NCEA one decade on | Views and experiences from the 2012 NZCER National Survey of Secondary Schools

NCEA one decade on | Full Report (pdf)
01 Jan 2013
pdf

This report documents views and experiences of NCEA from NZCER's 2012 National Survey of Secondary Schools. Responses from teachers (1266) and principals (177) predominate, but the report also reflects the responses from parents (1477) and trustees (289). Full details of the sample are in the overview report, Secondary schools in 2012.

This report shows support for NCEA has remained high among principals and consolidated among teachers, school trustees and parents. Schools have generally welcomed the recent changes to NCEA such as endorsement of whole courses with merit or excellence and the increased support provided by best practice workshops for teachers. However the high teacher workload associated with NCEA remains unresolved.

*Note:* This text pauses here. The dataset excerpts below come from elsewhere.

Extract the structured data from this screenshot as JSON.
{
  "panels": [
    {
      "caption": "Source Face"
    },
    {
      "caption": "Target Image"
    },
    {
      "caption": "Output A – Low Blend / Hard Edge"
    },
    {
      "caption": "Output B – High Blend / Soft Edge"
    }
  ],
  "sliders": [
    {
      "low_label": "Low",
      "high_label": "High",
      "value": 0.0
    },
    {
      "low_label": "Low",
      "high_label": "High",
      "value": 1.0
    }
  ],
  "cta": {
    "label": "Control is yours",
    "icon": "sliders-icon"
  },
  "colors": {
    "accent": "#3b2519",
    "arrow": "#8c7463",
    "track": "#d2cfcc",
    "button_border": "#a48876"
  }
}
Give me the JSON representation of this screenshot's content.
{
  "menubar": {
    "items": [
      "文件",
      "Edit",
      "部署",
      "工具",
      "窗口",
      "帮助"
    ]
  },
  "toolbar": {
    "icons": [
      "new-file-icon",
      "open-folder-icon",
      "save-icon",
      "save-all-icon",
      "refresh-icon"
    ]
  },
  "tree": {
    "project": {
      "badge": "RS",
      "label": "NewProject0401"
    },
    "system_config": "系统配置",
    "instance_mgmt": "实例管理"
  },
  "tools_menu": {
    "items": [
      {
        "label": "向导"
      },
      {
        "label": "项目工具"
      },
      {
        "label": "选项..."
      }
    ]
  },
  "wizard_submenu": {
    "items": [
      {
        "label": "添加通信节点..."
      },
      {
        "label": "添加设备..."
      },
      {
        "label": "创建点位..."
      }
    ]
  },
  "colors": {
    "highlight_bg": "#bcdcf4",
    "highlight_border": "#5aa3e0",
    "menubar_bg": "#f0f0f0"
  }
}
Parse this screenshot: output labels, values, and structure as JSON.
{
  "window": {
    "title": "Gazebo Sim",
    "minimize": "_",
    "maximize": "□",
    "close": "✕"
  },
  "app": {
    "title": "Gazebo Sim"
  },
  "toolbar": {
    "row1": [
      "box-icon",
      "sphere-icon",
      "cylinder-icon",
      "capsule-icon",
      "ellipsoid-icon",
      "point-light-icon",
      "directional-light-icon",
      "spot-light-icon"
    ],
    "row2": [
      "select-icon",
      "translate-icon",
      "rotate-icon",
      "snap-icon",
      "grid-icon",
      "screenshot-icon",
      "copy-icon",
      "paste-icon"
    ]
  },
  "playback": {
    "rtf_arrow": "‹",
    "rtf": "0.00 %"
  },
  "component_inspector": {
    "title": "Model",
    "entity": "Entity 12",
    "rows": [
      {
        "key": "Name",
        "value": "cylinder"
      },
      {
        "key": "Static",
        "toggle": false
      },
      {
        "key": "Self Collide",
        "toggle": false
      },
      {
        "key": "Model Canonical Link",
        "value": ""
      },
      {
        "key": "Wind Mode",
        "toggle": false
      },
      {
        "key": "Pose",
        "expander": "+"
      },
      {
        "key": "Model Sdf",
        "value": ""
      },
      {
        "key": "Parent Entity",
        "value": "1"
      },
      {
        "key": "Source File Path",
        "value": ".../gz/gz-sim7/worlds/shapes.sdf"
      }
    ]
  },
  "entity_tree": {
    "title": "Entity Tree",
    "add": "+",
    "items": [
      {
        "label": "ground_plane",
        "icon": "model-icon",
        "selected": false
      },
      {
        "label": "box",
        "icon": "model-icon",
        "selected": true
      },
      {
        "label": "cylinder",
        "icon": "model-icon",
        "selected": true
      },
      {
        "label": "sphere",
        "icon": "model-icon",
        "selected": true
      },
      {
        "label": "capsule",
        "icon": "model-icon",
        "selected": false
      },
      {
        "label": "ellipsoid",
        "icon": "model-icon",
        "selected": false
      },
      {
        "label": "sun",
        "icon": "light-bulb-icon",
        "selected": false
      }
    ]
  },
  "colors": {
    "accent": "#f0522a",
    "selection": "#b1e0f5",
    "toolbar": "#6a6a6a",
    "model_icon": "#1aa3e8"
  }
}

The survey also covers views about whether NCEA is driving the curriculum and responses to the Government’s recently announced policy target that by 2017, 85 percent of students should gain an NCEA Level 2 qualification or its equivalent.

Methodology

Four groups are surveyed in each round, with contact and sampling procedures tailored to the practical challenges of reaching a representative number of respondents from each group. In 2012:

  • all secondary principals of state and state-integrated schools were surveyed via a posted questionnaire
  • all teachers on the PPTA’s email database were surveyed via a web-based questionnaire
  • the board chair and one other member of each school’s board of trustees were surveyed via posted questionnaires sent to the board chair
  • a random sample of parents from a representative sub-sample of secondary schools were surveyed with the help of these schools.

The details of the sample actually achieved are outlined in the overview report of the key findings from the 2012 NZCER National Survey (Wylie, 2013). Responses were broadly representative for all four groups. The survey took place during the third school term of 2012.

Because each survey includes a range of questions on different themes, it is possible to look for relationships across these themes; for example, to see whether teachers’ views of NCEA are related to their reports of their workload or their views of NZC. We used crosstabulation and factor analysis to explore such relationships.

Because the survey is completed by a large number of respondents, it is also possible to look for patterns in responses related to variables of interest (e.g., school decile). Other teacher variables investigated included: role in school, main teaching subject, gender, number of years of teaching, and overall morale. Other principal variables investigated included: the percentage of Māori students on the school roll, the percentage of Pasifika students on the school roll, roll size of the school, and the principal’s overall morale.

The chi-square test was used to identify statistically significant differences related to these characteristics.